Il n’y a pas beaucoup de documentaires qui sont construits comme un rêve. C’est le cas de ce Marin des Montagnes, venu des hauteurs sud-américaines du cinéaste brésilien Karim Aïnouz (Le Jeu de la Reine, avec Jude Law, c’est lui), à la recherche de son père de l’autre côté de la Méditerranée, en Kabylie. La traversée maritime et la captation des visages de tous âges caressés du sel marin est une pure splendeur, bercées par la voix-off du réalisateur avec toute la sensualité du Brésil, déclinée comme une lettre à sa mère, écrite en janvier 2019.

Lettre d’amour en Kabylie

La mère de Karim Aïnouz.

Il y a du Frédéric Mitterrand (version murmures) dans ces souvenirs capiteux d’un amour impossible, qui remonte à la surface du film au fil des archives, d’un bout à l’autre du monde, passé par les Etats-Unis et le Colorado le temps d’une rencontre. Cette vie commune impossible, séparée par les régimes révolutionnaires respectifs, aura juste eu le temps de faire naître le fruit bien réel d’un amour : Karim Aïnouz lui même, en retrait tout du long mais se filmant constamment au travers de ce qu’il découvre, jusqu’à rencontrer ses propres doubles algériens.
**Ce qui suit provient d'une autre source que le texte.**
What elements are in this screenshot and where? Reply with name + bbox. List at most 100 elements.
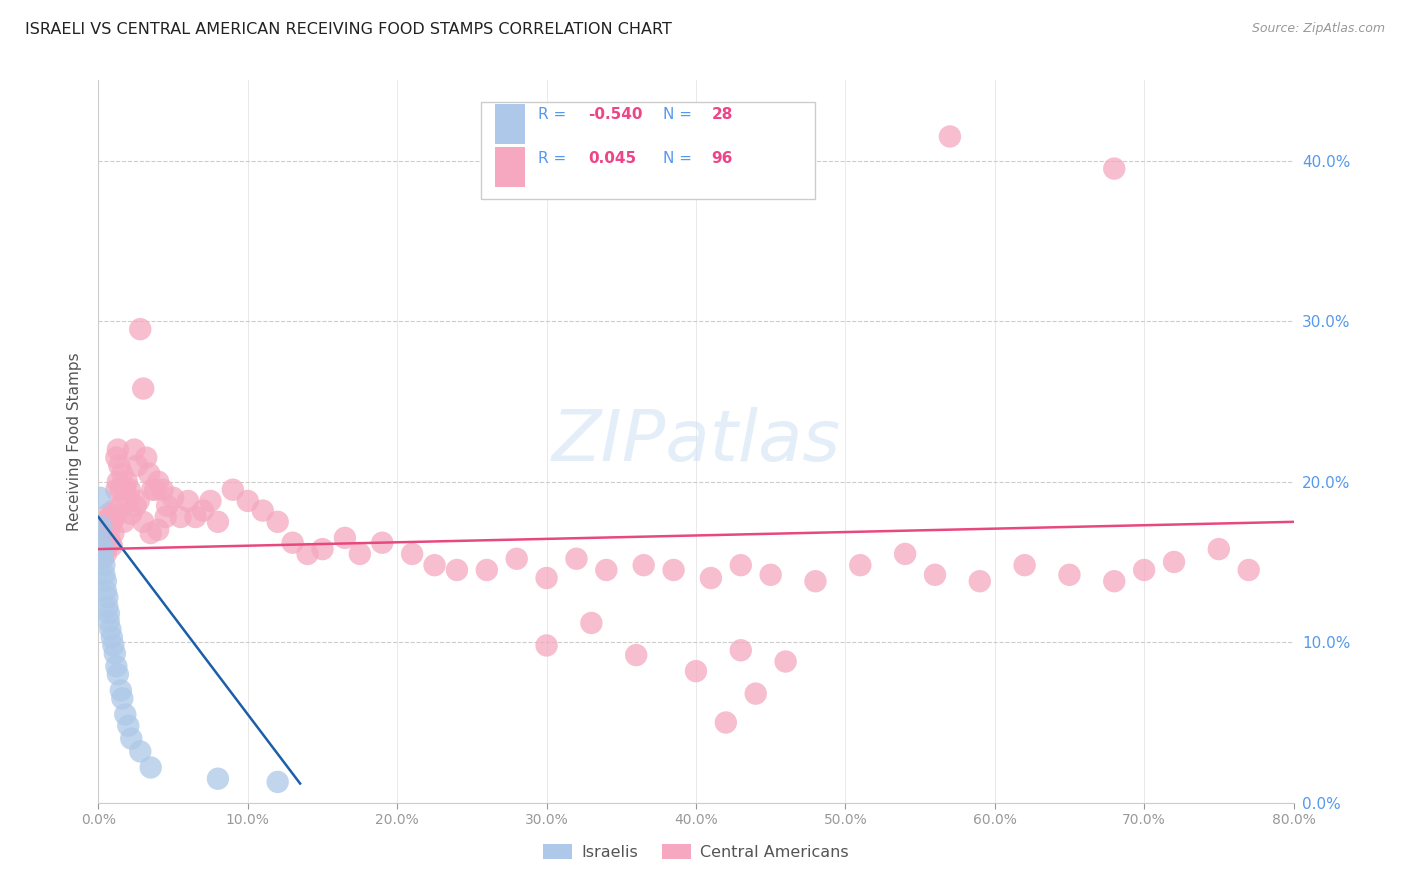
- Point: [97, 615, 120, 629]
- Point: [849, 558, 872, 573]
- Point: [105, 450, 128, 465]
- Point: [114, 483, 136, 497]
- Point: [103, 639, 125, 653]
- Point: [105, 483, 128, 497]
- Point: [745, 687, 768, 701]
- Point: [96, 531, 118, 545]
- Point: [110, 483, 132, 497]
- Point: [141, 483, 163, 497]
- Point: [169, 510, 191, 524]
- Point: [108, 458, 131, 473]
- Point: [177, 494, 200, 508]
- Point: [1163, 555, 1185, 569]
- Point: [939, 129, 962, 144]
- Point: [685, 664, 707, 678]
- Point: [162, 491, 184, 505]
- Point: [924, 567, 946, 582]
- Point: [1104, 574, 1126, 589]
- Point: [132, 382, 155, 396]
- Point: [297, 547, 319, 561]
- Point: [1104, 161, 1126, 176]
- Point: [112, 515, 135, 529]
- Point: [110, 683, 132, 698]
- Text: N =: N =: [662, 107, 696, 122]
- Point: [207, 772, 229, 786]
- Point: [595, 563, 617, 577]
- Point: [97, 526, 120, 541]
- Point: [94, 574, 117, 589]
- Point: [775, 655, 797, 669]
- Point: [129, 322, 152, 336]
- Point: [138, 467, 160, 481]
- Point: [96, 591, 118, 605]
- Point: [124, 442, 146, 457]
- Point: [125, 499, 148, 513]
- Point: [103, 526, 125, 541]
- Text: N =: N =: [662, 151, 696, 166]
- Point: [222, 483, 245, 497]
- Point: [267, 775, 290, 789]
- Point: [101, 539, 124, 553]
- Point: [423, 558, 446, 573]
- Point: [714, 715, 737, 730]
- Point: [633, 558, 655, 573]
- Point: [1237, 563, 1260, 577]
- Point: [311, 542, 333, 557]
- Point: [91, 542, 114, 557]
- Point: [333, 531, 356, 545]
- Point: [371, 535, 394, 549]
- Point: [730, 558, 752, 573]
- Point: [98, 510, 122, 524]
- Point: [101, 631, 124, 645]
- Point: [536, 571, 558, 585]
- Point: [98, 535, 122, 549]
- Point: [90, 535, 112, 549]
- Point: [1014, 558, 1036, 573]
- Point: [94, 547, 117, 561]
- Point: [626, 648, 648, 662]
- Point: [139, 760, 162, 774]
- Point: [349, 547, 371, 561]
- Text: Source: ZipAtlas.com: Source: ZipAtlas.com: [1251, 22, 1385, 36]
- Point: [114, 707, 136, 722]
- Text: 28: 28: [711, 107, 733, 122]
- Text: 96: 96: [711, 151, 733, 166]
- Point: [105, 659, 128, 673]
- Point: [120, 731, 142, 746]
- Point: [156, 499, 179, 513]
- Point: [759, 567, 782, 582]
- Point: [93, 515, 115, 529]
- Point: [506, 551, 529, 566]
- Point: [267, 515, 290, 529]
- Point: [207, 515, 229, 529]
- Point: [132, 515, 155, 529]
- Point: [475, 563, 498, 577]
- Point: [565, 551, 588, 566]
- Point: [581, 615, 603, 630]
- Point: [120, 507, 142, 521]
- Point: [200, 494, 222, 508]
- Point: [90, 519, 112, 533]
- Point: [252, 503, 274, 517]
- Point: [139, 526, 162, 541]
- Point: [94, 519, 117, 533]
- Point: [107, 442, 129, 457]
- Y-axis label: Receiving Food Stamps: Receiving Food Stamps: [67, 352, 83, 531]
- Text: ISRAELI VS CENTRAL AMERICAN RECEIVING FOOD STAMPS CORRELATION CHART: ISRAELI VS CENTRAL AMERICAN RECEIVING FO…: [25, 22, 672, 37]
- Point: [1208, 542, 1230, 557]
- Point: [115, 475, 138, 489]
- Point: [110, 499, 132, 513]
- Bar: [481, 102, 815, 200]
- Legend: Israelis, Central Americans: Israelis, Central Americans: [543, 844, 849, 860]
- Point: [129, 744, 152, 758]
- Point: [96, 515, 118, 529]
- Point: [662, 563, 685, 577]
- Text: R =: R =: [538, 151, 571, 166]
- Point: [91, 535, 114, 549]
- Point: [93, 542, 115, 557]
- Point: [700, 571, 723, 585]
- Point: [1059, 567, 1081, 582]
- Point: [94, 583, 117, 598]
- Point: [111, 467, 134, 481]
- Point: [90, 531, 112, 545]
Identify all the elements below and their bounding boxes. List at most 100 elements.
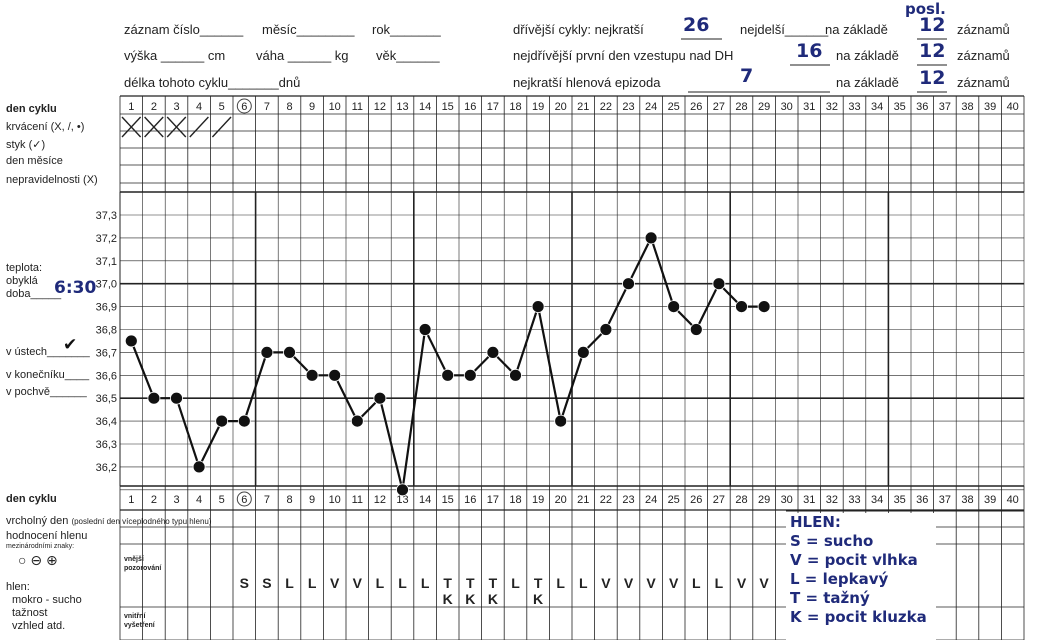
legend-item-lepkavy: L = lepkavý [790,570,889,588]
day-number-top: 30 [781,101,793,113]
day-number-top: 33 [848,101,860,113]
day-number-bottom: 35 [894,494,906,506]
time-value: 6:30 [54,278,97,298]
temperature-point [463,368,477,382]
appearance-label: vzhled atd. [12,620,66,632]
day-number-bottom: 29 [758,494,770,506]
day-number-top: 39 [984,101,996,113]
day-number-bottom: 20 [555,494,567,506]
day-number-bottom: 15 [442,494,454,506]
mucus-letter: S [240,575,249,591]
temperature-point [305,368,319,382]
bleeding-x-mark [121,116,142,138]
external-observation-text: vnější [124,556,145,563]
legend-item-tazny: T = tažný [790,589,870,607]
day-number-top: 26 [690,101,702,113]
time-label: doba_____ [6,288,62,300]
mucus-letter: S [262,575,271,591]
day-number-bottom: 4 [196,494,202,506]
temperature-point [622,277,635,291]
cycle-length-field: délka tohoto cyklu_______dnů [124,75,301,90]
temperature-point [396,483,409,497]
mucus-letter: L [398,575,407,591]
based-on-label-1: na základě [825,22,888,37]
mucus-letter: V [601,575,611,591]
usual-label: obyklá [6,275,38,287]
bleeding-label: krvácení (X, /, •) [6,121,85,133]
year-field: rok_______ [372,22,441,37]
day-number-top: 2 [151,101,157,113]
day-number-top: 34 [871,101,883,113]
mucus-letter: L [692,575,701,591]
mucus-letter: V [624,575,634,591]
mucus-letter: V [330,575,340,591]
mucus-letter: L [285,575,294,591]
day-number-top: 3 [173,101,179,113]
temperature-point [644,231,658,245]
shortest-mucus-value: 7 [740,65,754,87]
day-number-top: 40 [1007,101,1019,113]
day-number-bottom: 19 [532,494,544,506]
day-number-bottom: 25 [668,494,680,506]
legend-item-kluzka: K = pocit kluzka [790,608,927,626]
prev-shortest-value: 26 [683,14,710,36]
day-number-top: 7 [264,101,270,113]
day-number-top: 20 [555,101,567,113]
temp-axis-label: 36,8 [96,325,117,337]
mucus-letter: T [466,575,475,591]
day-number-top: 13 [396,101,408,113]
earliest-first-day-value: 16 [796,40,823,62]
day-number-bottom: 12 [374,494,386,506]
day-number-bottom: 40 [1007,494,1019,506]
posl-note: posl. [905,0,946,18]
day-number-bottom: 21 [577,494,589,506]
temperature-point [170,391,183,405]
day-number-bottom: 30 [781,494,793,506]
day-number-bottom: 31 [803,494,815,506]
temperature-point [328,368,342,382]
mucus-letter: K [488,591,498,607]
earliest-first-day-label: nejdřívější první den vzestupu nad DH [513,48,734,63]
day-number-bottom: 7 [264,494,270,506]
day-number-bottom: 8 [286,494,292,506]
mucus-letter: L [556,575,565,591]
day-number-top: 6 [241,101,247,113]
weight-field: váha ______ kg [256,48,349,63]
day-number-bottom: 10 [329,494,341,506]
cycle-day-label: den cyklu [6,103,57,115]
mucus-letter: V [669,575,679,591]
longest-field: nejdelší______ [740,22,829,37]
bleeding-x-mark [144,116,164,138]
day-number-top: 32 [826,101,838,113]
day-number-bottom: 32 [826,494,838,506]
mucus-letter: L [376,575,385,591]
day-number-bottom: 5 [219,494,225,506]
temp-axis-label: 36,2 [96,462,117,474]
day-number-bottom: 38 [961,494,973,506]
day-number-bottom: 26 [690,494,702,506]
peak-day-label: vrcholný den (poslední den víceplodného … [6,515,212,527]
day-number-top: 19 [532,101,544,113]
intercourse-label: styk (✓) [6,139,46,151]
day-number-top: 22 [600,101,612,113]
temperature-label: teplota: [6,262,43,274]
header-underlines [681,38,947,93]
temperature-point [124,334,138,348]
mucus-letter: T [489,575,498,591]
mucus-letter: V [646,575,656,591]
temperature-point [554,414,568,428]
mucus-letter: V [759,575,769,591]
day-number-bottom: 2 [151,494,157,506]
day-number-bottom: 23 [622,494,634,506]
day-number-top: 28 [735,101,747,113]
day-number-bottom: 13 [396,494,408,506]
legend-title: HLEN: [790,513,841,531]
record-number-field: záznam číslo______ [124,22,244,37]
day-number-top: 14 [419,101,431,113]
temp-axis-label: 37,1 [96,256,117,268]
temperature-point [735,300,748,314]
vagina-label: v pochvě______ [6,386,87,398]
mucus-letter: L [715,575,724,591]
temp-axis-label: 36,3 [96,439,117,451]
day-number-top: 16 [464,101,476,113]
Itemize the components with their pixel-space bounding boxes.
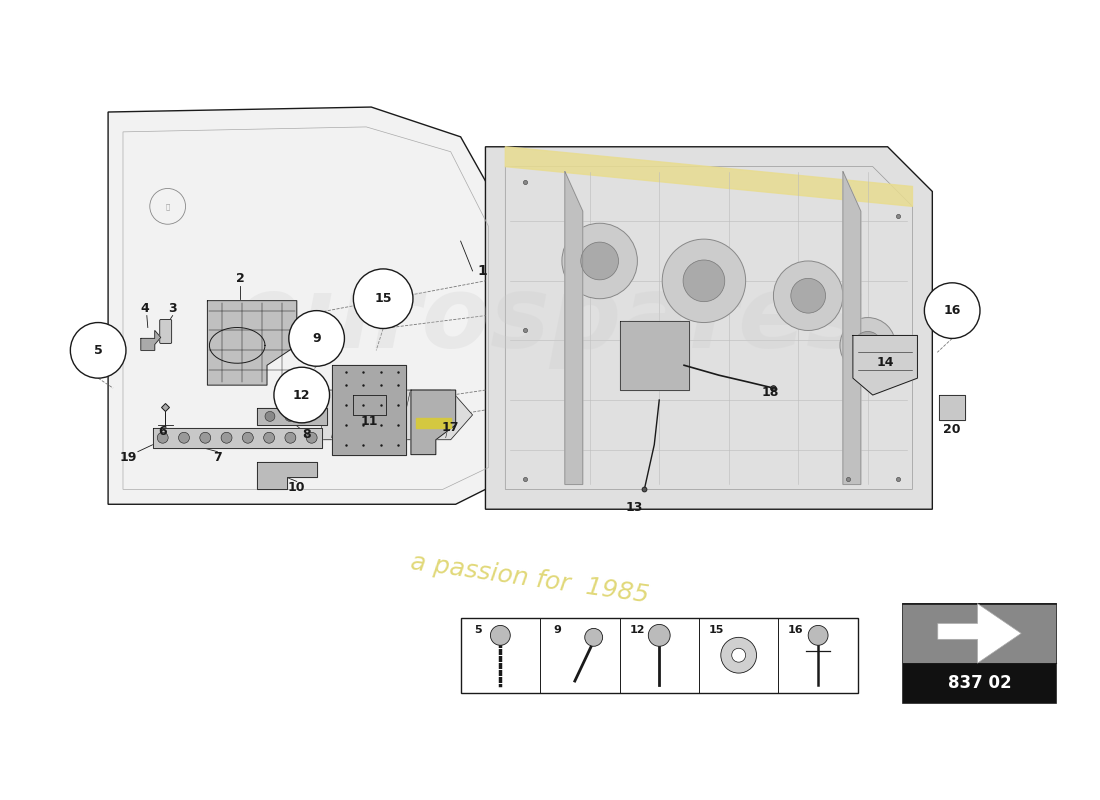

Ce poème de l’absence en plein Atlas est on ne peut plus incarné dans un art du portrait poignant, notamment le temps q’un enfant accepte d’être filmé en partant à l’école à Taguemout Azouz, là où son père y allait avant lui.

La création du monde, entre saudade et calenture

On ne peut plus politique quand il évoque les crimes de la colonisation française ou le régime milliardaire de l’Algérie qui « laisse pourrir son pays comme un chien malade« , ce Marin des montagnes est un poème d’amour à la recherche de l’homme avec qui sa mère « aurait rêvé de partager sa vie mais qui ne l’a jamais revu. Entre saudade et calenture (la fièvre des marins pris de folie les nuits tropicales), Marin des montagnes a l’intensité des chefs-d’oeuvre, intime et pluriel, au passé recomposé dans la vitalité du présent, rejouant pour de vrai à travers les yeux d’une jeune fille la « création du monde selon la mythologie kabyle« .

Marin des montagnes de Karim Aïnouz (Br-Fr-All-Alg2021, 1h35). Documentaire. Sortie le 17 avril.

Autoportrait de tournage de Karim Aïnouz.